Natural Gas Hedging & Marketing in a $2.00/MMBtu & 4 TCF Market
The EIA will release its weekly natural gas storage report tomorrow (one day early due to the Thanksgiving holiday) and it’s likely the agency will report another build. As most of you who follow the natural gas markets are well aware, storage levels reached an all-time high of 4 TCF (trillion cubic feet) for the week ending November 13, 2015 and given the moderate weather across most of the country last week, analysts are forecasting another build in tomorrow’s report.

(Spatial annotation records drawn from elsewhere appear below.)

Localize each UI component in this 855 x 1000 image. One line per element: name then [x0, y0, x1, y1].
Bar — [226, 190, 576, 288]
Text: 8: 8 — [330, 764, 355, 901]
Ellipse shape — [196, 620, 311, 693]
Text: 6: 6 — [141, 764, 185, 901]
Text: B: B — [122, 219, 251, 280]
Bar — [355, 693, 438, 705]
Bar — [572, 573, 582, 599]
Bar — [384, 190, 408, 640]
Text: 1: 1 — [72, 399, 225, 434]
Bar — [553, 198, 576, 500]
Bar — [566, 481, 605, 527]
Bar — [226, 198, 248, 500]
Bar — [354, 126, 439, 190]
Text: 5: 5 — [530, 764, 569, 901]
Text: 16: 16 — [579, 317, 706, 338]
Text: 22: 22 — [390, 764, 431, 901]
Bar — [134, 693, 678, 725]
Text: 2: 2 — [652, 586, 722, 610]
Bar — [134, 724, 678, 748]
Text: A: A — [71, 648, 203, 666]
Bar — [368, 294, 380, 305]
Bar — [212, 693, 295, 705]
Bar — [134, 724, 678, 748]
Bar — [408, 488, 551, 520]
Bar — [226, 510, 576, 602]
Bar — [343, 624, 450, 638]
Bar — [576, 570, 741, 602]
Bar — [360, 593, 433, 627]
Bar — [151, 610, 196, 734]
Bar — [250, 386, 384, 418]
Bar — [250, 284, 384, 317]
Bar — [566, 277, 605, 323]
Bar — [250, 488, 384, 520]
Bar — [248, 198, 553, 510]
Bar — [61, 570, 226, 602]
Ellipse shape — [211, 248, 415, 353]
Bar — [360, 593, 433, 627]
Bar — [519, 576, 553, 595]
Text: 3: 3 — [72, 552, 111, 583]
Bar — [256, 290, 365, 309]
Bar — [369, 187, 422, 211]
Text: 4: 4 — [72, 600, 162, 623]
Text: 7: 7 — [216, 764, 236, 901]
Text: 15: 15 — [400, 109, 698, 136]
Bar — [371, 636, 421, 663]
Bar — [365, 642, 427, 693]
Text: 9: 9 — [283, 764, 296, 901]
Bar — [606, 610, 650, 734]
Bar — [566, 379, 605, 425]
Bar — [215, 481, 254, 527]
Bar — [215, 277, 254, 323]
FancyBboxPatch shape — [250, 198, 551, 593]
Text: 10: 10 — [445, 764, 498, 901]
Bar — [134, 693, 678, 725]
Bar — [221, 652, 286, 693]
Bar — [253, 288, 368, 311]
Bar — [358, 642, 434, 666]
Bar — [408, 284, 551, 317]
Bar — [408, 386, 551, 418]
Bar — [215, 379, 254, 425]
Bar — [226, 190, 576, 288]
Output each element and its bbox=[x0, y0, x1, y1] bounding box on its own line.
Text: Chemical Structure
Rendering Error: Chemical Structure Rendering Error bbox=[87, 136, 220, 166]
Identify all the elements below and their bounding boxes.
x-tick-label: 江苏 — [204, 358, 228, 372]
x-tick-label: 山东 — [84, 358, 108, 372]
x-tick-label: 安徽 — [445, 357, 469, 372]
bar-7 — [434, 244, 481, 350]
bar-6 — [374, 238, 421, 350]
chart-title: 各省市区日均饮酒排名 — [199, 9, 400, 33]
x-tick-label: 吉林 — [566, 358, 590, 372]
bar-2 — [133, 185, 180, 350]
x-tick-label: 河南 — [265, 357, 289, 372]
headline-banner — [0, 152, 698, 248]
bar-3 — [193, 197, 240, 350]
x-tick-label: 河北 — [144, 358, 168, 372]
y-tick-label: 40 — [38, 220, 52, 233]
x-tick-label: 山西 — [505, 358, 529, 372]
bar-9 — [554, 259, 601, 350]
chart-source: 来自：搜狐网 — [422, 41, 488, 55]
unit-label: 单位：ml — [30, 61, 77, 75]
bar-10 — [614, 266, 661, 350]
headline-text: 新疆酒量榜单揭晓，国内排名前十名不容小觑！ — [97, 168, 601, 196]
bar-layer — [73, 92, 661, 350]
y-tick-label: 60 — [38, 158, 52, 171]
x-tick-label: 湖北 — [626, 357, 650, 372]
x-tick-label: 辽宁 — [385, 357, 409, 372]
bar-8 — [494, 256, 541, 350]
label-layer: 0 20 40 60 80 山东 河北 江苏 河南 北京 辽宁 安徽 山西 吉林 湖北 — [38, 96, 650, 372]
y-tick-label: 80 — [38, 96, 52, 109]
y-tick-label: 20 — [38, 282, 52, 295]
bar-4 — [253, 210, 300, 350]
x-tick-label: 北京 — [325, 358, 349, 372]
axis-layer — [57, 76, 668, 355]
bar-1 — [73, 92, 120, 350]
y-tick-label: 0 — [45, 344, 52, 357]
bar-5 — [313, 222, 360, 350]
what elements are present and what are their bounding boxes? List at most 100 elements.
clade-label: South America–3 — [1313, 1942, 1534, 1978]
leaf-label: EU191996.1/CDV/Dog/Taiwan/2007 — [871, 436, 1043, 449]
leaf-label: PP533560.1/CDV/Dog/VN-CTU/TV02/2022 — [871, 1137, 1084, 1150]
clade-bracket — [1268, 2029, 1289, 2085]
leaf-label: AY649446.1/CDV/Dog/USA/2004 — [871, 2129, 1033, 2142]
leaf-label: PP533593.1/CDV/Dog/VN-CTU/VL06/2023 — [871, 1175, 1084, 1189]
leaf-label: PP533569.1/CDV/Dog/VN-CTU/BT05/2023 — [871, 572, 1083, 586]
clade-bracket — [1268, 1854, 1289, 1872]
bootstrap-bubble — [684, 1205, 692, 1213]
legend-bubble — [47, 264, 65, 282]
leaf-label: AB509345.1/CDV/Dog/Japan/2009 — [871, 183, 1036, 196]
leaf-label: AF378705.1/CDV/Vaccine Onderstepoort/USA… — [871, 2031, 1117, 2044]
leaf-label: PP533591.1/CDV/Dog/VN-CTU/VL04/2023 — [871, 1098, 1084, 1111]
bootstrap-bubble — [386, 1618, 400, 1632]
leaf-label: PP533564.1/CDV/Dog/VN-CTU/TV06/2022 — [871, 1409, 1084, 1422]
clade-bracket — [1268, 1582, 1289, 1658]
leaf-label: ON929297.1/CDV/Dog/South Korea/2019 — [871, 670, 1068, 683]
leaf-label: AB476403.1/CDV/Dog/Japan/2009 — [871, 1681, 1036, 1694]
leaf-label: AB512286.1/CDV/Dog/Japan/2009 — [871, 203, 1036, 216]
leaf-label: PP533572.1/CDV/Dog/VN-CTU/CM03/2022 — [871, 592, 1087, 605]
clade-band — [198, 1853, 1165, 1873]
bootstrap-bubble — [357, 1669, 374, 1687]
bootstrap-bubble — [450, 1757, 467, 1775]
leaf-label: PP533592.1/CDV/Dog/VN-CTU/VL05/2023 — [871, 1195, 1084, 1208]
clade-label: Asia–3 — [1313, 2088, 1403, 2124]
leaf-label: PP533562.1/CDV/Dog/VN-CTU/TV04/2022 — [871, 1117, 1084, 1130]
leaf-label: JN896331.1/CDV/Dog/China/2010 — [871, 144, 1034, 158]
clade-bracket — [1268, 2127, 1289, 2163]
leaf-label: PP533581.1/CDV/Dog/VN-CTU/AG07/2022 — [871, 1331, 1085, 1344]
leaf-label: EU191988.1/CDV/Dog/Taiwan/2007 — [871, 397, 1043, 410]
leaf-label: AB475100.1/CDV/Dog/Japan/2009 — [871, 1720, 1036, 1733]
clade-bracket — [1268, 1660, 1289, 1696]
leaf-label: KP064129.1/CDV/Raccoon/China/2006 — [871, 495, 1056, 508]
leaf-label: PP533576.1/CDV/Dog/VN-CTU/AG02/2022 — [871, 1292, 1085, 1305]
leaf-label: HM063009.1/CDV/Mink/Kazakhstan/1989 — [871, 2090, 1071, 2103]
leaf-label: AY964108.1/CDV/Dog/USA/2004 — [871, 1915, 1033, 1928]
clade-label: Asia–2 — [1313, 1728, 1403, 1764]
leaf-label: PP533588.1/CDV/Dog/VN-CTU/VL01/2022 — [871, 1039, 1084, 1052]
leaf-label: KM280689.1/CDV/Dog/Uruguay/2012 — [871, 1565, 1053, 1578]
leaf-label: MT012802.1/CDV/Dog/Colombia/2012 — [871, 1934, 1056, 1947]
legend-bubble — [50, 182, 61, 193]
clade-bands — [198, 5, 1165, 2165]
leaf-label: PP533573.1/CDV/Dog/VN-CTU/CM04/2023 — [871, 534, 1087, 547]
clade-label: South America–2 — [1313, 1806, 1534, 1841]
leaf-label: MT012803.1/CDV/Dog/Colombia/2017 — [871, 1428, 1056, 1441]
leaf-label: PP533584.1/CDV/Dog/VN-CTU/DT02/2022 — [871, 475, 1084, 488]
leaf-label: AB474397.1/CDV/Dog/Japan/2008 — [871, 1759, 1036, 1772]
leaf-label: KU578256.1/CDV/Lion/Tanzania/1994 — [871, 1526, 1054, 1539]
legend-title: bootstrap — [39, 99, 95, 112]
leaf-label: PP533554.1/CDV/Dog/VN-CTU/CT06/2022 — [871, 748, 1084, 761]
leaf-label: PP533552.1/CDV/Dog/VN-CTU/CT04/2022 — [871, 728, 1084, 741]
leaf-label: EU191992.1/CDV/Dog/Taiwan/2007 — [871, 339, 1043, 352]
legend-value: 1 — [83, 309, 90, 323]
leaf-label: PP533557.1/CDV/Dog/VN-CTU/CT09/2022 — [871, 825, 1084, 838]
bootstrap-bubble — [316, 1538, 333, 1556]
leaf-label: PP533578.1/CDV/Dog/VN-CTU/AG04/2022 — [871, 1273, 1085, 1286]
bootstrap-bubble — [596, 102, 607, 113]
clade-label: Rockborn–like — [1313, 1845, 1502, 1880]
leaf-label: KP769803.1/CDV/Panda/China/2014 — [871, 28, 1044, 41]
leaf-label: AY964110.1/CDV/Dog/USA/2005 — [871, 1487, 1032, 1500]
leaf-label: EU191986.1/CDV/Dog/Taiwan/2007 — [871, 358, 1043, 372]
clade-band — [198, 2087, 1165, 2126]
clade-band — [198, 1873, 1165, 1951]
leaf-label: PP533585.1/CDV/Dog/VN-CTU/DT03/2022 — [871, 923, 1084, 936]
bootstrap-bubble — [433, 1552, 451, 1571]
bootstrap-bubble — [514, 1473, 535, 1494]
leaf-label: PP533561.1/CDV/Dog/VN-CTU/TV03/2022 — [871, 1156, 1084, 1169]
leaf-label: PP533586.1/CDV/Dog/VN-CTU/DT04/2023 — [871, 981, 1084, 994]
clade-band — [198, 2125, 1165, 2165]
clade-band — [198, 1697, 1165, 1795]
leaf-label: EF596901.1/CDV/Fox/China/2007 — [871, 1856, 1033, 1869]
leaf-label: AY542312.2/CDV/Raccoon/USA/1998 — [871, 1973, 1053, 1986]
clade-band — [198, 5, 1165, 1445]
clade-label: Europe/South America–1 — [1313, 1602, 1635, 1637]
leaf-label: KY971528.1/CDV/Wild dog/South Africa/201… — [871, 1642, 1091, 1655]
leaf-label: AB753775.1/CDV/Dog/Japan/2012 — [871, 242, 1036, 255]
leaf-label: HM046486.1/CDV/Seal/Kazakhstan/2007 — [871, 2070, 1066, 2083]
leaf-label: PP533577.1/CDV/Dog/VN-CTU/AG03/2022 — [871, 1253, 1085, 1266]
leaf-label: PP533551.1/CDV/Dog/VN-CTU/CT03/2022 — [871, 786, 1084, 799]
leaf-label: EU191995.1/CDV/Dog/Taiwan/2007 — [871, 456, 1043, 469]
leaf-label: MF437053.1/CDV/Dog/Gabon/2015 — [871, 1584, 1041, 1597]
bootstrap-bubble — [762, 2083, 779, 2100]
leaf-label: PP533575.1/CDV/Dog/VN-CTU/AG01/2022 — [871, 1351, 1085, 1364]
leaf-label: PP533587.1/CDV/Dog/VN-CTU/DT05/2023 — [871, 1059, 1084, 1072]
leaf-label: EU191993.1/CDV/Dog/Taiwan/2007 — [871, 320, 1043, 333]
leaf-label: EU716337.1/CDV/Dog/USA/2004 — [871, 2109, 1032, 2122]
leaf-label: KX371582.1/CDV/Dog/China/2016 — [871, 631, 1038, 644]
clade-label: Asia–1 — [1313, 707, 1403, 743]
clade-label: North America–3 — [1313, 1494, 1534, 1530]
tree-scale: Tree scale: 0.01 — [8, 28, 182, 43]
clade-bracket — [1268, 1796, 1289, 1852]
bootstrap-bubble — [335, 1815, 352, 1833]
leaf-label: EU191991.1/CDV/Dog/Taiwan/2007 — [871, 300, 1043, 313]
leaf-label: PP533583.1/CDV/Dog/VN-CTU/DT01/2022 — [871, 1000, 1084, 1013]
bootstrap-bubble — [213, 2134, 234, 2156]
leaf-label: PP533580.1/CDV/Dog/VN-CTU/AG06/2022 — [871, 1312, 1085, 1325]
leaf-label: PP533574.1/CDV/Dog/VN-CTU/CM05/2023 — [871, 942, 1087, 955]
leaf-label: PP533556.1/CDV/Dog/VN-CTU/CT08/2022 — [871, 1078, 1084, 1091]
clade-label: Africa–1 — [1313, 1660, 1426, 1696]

The end of October has historically represented the market’s assumed end to injection season, but mild late fall/early winter weather and resilient production activity has resulted in continued storage builds. These later-than-normal builds come on the heels of a strong summer injection season. The EIA estimates a net injection of more than 2.5 Tcf since April 2015, with robust summer electricity demand keeping the net injection from matching last year’s record setting injection of approximately 2.78 Tcf. Still, production seems to be outpacing demand growth for another year, a trend that is not expected to abate in 2016. We don’t expect any of this comes as a surprise to our readers, who we assume are informed market participants. Our conversations indicate, however, there is some uncertainty about what it means for their natural gas hedge portfolios.
Fundamentally, a deep reserve of accessible natural gas relative to demand, via production growth and/or storage, impacts both prices and volatility. This can result in a muted price reaction to spikes in demand or, more likely, price spikes to address this demand will be short lived and will fail to ripple through forward curve. As expected, as storage levels have risen off of the 5-year lows observed through the summer of 2014, spot natural gas prices have fallen from around $3.50-4.00/MMBtu at Henry Hub to around $2.00, and at times trading slightly lower than $2.00. Similarly, since peaking in the second quarter of 2014, volatility has fallen as storage levels swelled.
In recent weeks, low natural gas prices have been in the headlines, with good reason. Considering the entire energy complex (crude oil, refined products, NGLs and natural gas) are currently trading near lows, producers are facing stressful times. It goes without saying that the current market is exposing producers’ weaknesses as it relates to hedging and marketing. In a $2.00 gas market, every penny counts. As such, producers have to determine whether they are capturing the maximum value for their molecules through efficient marketing and, to the extent possible, optimized forward price management. Second, they have to take what the market gives them, for better or worse.
Our work indicates many producers are, understandably, struggling to make hedging decisions for 2016 and beyond. They may have captured large hedging gains in 2015, but are naked or under hedged for 2016 and beyond. It is unlikely that many producers will want to sell natural gas swaps at $2.00/MMBtu. Still, remaining naked is clearly a dangerous strategy as prices can and likely will fall further, at least for brief periods that may unfortunately coincide with a producer’s gas pricing window i.e. bid week. With low volatility and low prices, there are likely to be opportunities to hedge with an options strategy within budget – puts, put spreads, and three-way collars (long put, short call, long additional call). All three of these strategies can be optimized, offer participation in a rising price environment, and none require significant credit/margin.
In a $2.00 market most producers tend to focus their efforts on maximizing their physical marketing and while it is certainly important to do so, spending time determine if, how and when to optimize their hedge portfolios is equally as important. In addition, entering into new positions at the right time and right price levels – to the extent that such a thing exists in a $2.00 market – makes optimization easier and less expensive, not to mention allows you to avoid margin calls, portfolio churn, etc.
Consumers take note. On numerous occasions in the past we’ve published “warning messages” regarding how end-users can avoid making similar hedging mistakes as many producers did when crude oil and natural prices were trading at much higher levels. While some have heeded our advice, others fancy themselves price prophets. A low volatility, low price market is an ideal market for end-user hedging as low cost, conservative strategies (call options, call spreads and three-way collars) are readily available. For some end-users, purchasing swaps at the current price levels may be the strategy of choice, after all it has been quite some time since we have seen such a prolonged, low gas price environment.
Last but not least, in an attempt to better reflect the physical market’s characteristics, last week the EIA began reporting storage in five regions, rather than three regions. The map of both the historical and new regions is shown below.
The East has been broken in two, Midwest (green) and East (blue). The West is now the Pacific (purple) and Mountain (red). The Producing region loses New Mexico to the Mountain region and has been renamed South Central (orange).